West With Giraffes Essay Questions

Essay Questions

  1. 1

    Is the Great Hurricane of 1938 an actual historical event?

    Truman Capote did the 21st century no great favor when he made the previously little explored concept of the non-fiction novel the stuff of bestseller lists and lucrative movie deals with the publication of In Cold Blood. The novel based on actual historical events but told through either fictional characters or invented fictional perspectives of actual people was long understood to be a hybrid until the arrival of mass dissemination of misinformation through social media in the 21st century. The subsequent corruption of the term “fake news” by the single most prolific producer of actual fake news only made things worse. The easily understood distinction and division of fictional stories about actual historical events has is no longer so well facilitated among a society in which absolutely false narratives are understood by massive chunks o the population to be true secret history. Yes, it is a historical fact that in late September of 1938 a devastating skidded across of New England, leaving 700 people dead in its wake and claiming the homes of more than 60,000 people.

  2. 2

    Did two giraffes actually survive the Great Hurricane of 1938 on a ship?

    And, yes, once again, this part of the story is one-hundred percent verifiable fact.
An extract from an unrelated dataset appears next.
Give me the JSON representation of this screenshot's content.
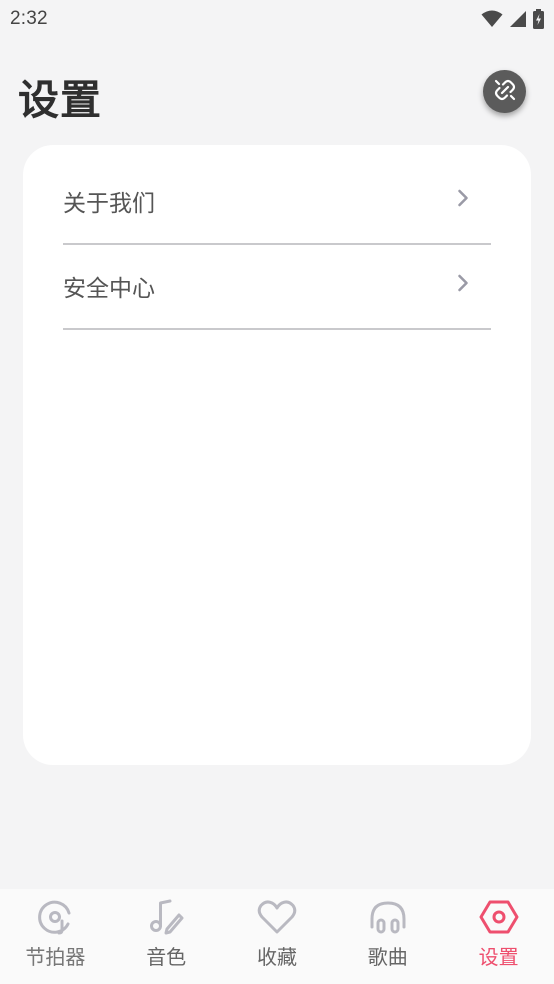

The giraffes were actually named Patches and Lofty and after surviving the tumultuous trip across the sea that saw their transport sail smack dab into a hurricane, the animals did indeed make the cross-country to the new home waiting for them at the San Diego Zoo. Even the makeshift vehicle charged with making the unlikely journey described in the novel looked pretty much in real life as it is so described. Also true is that the trip became a media sensation that was followed by millions of curious newspaper readers and radio listeners across the country.

  3. 3

    Is Woodrow Wilson Nickel an actual historical person?

    And it is at this point that the fiction of the novel begins to intervene in the non-fictional historical record. Although the author succeeds in creating a character in Woodrow Wilson Nickel that definitely seems like someone who might have actually existed, he is entirely invented. In reality, it was San Diego’s zookeeper Charley Smith and his driver Ed Seuss who were charged with getting the giraffes from one side of America to the complete opposite side safe and sound. While there is certainly a fascinating and worthwhile tale to be told that relies solely upon the actual experiences of Smith and Seuss, the events which befall their fictional doppelgangers in the book are creation of the imagination rather than the historical record.